Screwing the Screws
08.29.07 - 02:25pm
The Government’s ongoing effort to silently screw public sector workers and force them to take pay cuts to keep a lid on inflation is threatening to cause an all out pay revolt.
Prison officers took ministers and the media completely by surprise this morning with a national lightning strike that had government lawyers scurrying to the courts to get the action declared illegal.
Illegal it may have been but the grievances which motivated it have considerable justification.
False moral panics about criminals and thugs getting of scott free notwithstanding, Britain is, alarmingly, locking up ever increasing numbers of offenders in already overcrowded and understaffed prisons.

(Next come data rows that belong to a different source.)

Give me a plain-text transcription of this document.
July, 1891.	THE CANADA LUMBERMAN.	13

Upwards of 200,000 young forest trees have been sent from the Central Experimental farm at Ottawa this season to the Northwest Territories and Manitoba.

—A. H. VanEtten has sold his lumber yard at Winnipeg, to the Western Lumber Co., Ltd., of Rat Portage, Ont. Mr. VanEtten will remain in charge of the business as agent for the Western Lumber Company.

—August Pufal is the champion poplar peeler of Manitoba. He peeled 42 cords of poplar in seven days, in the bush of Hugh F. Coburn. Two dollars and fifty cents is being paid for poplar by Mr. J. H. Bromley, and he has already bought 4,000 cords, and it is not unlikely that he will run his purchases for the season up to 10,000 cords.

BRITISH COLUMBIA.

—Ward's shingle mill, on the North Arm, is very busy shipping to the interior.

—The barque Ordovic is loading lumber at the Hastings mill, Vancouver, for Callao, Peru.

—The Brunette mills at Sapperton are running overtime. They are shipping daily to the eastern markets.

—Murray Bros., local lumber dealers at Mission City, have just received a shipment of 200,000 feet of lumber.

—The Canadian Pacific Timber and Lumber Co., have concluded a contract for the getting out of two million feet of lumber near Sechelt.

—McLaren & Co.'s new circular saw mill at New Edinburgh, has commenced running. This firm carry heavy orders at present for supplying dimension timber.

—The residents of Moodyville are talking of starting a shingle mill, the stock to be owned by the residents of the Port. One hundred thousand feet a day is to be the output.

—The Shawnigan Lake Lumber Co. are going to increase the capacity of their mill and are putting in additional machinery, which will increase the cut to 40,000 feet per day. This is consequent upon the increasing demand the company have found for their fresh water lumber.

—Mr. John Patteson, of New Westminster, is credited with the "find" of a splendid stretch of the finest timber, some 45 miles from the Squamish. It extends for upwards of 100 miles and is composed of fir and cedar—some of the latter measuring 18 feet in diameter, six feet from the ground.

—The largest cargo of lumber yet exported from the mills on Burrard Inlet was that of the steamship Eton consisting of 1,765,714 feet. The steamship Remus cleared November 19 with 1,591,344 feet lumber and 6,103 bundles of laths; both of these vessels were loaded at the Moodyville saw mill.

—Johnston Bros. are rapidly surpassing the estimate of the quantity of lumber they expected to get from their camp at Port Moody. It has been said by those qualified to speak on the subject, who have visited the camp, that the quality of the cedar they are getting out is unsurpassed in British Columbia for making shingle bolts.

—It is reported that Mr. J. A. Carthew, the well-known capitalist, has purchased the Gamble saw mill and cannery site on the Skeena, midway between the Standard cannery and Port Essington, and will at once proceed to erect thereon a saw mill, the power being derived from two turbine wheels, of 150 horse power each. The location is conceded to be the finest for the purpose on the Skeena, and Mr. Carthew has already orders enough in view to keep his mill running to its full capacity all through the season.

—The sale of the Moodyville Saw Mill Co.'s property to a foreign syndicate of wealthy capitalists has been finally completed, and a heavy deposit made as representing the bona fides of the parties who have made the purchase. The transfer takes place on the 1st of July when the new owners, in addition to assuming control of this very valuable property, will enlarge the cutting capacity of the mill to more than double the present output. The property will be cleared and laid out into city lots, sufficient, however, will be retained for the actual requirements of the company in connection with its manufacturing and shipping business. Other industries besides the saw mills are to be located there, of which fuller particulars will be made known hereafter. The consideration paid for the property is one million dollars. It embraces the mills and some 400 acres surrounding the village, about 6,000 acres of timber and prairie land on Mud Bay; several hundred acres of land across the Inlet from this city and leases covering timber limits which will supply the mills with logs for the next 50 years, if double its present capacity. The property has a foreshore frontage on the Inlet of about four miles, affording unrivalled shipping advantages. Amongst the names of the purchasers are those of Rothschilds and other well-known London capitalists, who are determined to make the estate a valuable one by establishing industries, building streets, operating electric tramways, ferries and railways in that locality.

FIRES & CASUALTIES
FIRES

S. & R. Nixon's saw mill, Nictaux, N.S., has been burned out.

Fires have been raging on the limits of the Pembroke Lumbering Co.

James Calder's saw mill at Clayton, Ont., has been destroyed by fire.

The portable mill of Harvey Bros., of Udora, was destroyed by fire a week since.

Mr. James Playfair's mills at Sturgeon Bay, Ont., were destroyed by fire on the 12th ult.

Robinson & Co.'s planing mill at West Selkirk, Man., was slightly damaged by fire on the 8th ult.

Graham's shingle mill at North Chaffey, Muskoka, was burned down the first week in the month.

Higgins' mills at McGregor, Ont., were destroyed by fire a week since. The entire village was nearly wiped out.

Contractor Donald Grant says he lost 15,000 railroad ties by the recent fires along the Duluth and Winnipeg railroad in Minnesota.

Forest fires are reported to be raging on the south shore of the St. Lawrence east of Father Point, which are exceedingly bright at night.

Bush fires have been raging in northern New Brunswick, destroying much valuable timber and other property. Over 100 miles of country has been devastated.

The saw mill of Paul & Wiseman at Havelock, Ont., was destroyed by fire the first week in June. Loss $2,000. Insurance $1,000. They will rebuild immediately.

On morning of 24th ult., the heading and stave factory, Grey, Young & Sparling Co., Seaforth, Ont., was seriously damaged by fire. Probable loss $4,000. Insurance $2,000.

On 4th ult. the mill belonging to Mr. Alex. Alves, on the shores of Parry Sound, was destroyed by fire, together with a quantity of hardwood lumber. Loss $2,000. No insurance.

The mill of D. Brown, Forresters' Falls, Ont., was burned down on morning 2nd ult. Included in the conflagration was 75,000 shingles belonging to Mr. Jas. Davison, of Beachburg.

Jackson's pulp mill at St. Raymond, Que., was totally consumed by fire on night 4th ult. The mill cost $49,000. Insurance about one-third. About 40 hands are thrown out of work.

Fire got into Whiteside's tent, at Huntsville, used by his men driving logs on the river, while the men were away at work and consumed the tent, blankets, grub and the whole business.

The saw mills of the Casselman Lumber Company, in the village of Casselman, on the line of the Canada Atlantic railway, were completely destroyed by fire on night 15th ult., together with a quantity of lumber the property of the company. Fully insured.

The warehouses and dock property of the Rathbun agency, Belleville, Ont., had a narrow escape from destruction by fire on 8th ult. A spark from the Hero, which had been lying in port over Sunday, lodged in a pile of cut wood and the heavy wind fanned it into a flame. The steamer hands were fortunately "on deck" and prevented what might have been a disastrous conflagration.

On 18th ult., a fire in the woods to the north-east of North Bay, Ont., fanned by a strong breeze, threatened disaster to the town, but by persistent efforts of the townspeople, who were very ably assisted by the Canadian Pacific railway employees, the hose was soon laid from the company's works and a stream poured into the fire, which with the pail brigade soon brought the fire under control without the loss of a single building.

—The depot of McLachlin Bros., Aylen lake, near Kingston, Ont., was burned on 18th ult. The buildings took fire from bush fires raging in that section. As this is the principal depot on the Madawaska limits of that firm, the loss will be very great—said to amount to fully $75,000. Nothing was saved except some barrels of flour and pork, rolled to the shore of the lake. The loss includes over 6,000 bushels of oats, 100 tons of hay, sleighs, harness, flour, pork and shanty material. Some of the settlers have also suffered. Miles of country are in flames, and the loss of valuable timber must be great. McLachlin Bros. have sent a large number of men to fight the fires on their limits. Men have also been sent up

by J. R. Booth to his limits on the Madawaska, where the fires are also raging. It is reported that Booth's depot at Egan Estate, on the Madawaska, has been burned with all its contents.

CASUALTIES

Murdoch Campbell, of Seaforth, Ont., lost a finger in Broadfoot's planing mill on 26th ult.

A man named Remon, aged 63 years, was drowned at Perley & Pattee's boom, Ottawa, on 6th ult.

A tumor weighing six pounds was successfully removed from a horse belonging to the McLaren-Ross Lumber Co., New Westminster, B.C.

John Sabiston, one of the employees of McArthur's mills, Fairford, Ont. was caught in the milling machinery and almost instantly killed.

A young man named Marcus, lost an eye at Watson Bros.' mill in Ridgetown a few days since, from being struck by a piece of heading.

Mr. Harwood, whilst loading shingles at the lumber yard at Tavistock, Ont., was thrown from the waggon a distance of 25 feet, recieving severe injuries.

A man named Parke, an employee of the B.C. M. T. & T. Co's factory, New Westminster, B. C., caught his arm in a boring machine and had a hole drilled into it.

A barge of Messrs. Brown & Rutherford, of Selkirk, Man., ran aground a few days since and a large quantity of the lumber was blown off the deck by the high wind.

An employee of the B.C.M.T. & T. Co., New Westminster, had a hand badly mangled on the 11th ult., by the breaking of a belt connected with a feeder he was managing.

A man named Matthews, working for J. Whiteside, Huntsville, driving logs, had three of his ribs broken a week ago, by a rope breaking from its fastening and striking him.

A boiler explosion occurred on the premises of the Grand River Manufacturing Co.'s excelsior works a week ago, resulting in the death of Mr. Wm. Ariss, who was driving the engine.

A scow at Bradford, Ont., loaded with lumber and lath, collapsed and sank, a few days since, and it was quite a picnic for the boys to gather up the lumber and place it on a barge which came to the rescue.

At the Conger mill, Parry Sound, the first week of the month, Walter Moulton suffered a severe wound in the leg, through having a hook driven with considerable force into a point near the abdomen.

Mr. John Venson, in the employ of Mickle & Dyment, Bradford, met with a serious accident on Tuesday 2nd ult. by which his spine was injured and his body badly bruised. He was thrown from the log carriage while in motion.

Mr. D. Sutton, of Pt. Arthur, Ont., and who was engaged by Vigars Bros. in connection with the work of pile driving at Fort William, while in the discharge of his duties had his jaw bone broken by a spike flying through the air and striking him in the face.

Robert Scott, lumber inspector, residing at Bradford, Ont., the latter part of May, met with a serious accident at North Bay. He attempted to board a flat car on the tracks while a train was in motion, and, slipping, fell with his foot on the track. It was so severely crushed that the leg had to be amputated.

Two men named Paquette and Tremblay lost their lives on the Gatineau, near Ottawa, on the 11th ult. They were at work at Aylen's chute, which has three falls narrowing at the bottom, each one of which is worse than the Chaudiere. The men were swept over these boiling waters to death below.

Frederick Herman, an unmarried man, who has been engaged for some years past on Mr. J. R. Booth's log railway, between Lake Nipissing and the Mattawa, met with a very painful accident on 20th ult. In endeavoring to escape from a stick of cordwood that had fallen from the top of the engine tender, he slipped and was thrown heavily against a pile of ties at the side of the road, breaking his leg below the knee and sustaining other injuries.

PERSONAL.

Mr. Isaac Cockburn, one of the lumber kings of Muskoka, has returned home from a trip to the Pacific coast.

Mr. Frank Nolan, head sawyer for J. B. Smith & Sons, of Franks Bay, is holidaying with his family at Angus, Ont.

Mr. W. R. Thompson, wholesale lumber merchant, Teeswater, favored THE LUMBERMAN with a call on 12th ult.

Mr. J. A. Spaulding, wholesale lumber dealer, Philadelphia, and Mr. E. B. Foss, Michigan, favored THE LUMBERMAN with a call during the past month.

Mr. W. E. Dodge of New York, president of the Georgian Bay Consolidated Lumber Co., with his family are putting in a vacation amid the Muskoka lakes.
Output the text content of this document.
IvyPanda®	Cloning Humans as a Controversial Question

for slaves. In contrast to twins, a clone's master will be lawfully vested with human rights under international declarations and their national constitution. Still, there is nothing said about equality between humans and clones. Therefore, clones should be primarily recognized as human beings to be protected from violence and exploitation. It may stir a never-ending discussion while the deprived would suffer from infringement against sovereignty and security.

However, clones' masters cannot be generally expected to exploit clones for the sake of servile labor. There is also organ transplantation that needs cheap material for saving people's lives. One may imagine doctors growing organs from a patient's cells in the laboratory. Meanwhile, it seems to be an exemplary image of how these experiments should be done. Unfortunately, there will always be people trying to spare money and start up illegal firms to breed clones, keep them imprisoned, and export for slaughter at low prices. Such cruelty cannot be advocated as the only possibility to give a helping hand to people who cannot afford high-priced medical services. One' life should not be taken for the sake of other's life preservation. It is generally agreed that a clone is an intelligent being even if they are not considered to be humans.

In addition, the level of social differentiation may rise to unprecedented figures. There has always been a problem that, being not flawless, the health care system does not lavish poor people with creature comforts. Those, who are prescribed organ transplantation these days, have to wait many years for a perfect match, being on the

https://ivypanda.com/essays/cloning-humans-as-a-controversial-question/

Then at the same time the Government keeps tightening the thumbscrews on those who staff these prisons with below inflation pay rises, 1.9% this year.
The Government’s message is all too clear: work harder, in deteriorating conditions, while we year on year cut your pay but try to withdraw your labour and we’ll force you back to work using the courts.
The situation is very similar to that of England’s nurses, set to vote next month on possible industrial action, a case I have already discussed here.
Prison officers are, in many ways, a much less sympathetic case than nurses, but the two stories share a common thread. Public sector workers are being stabbed in the back by the Treasury while city traders and corporate executives, the very people continually bleating about inflation, trouser pay increases and bonuses which eclipse the annual salary of the average nurse.
And this is supposed to be a Labour government?



Gotta love new labour. Also have to love how those who babble on about “small government” tend to use public funds to bail out their big business buddies.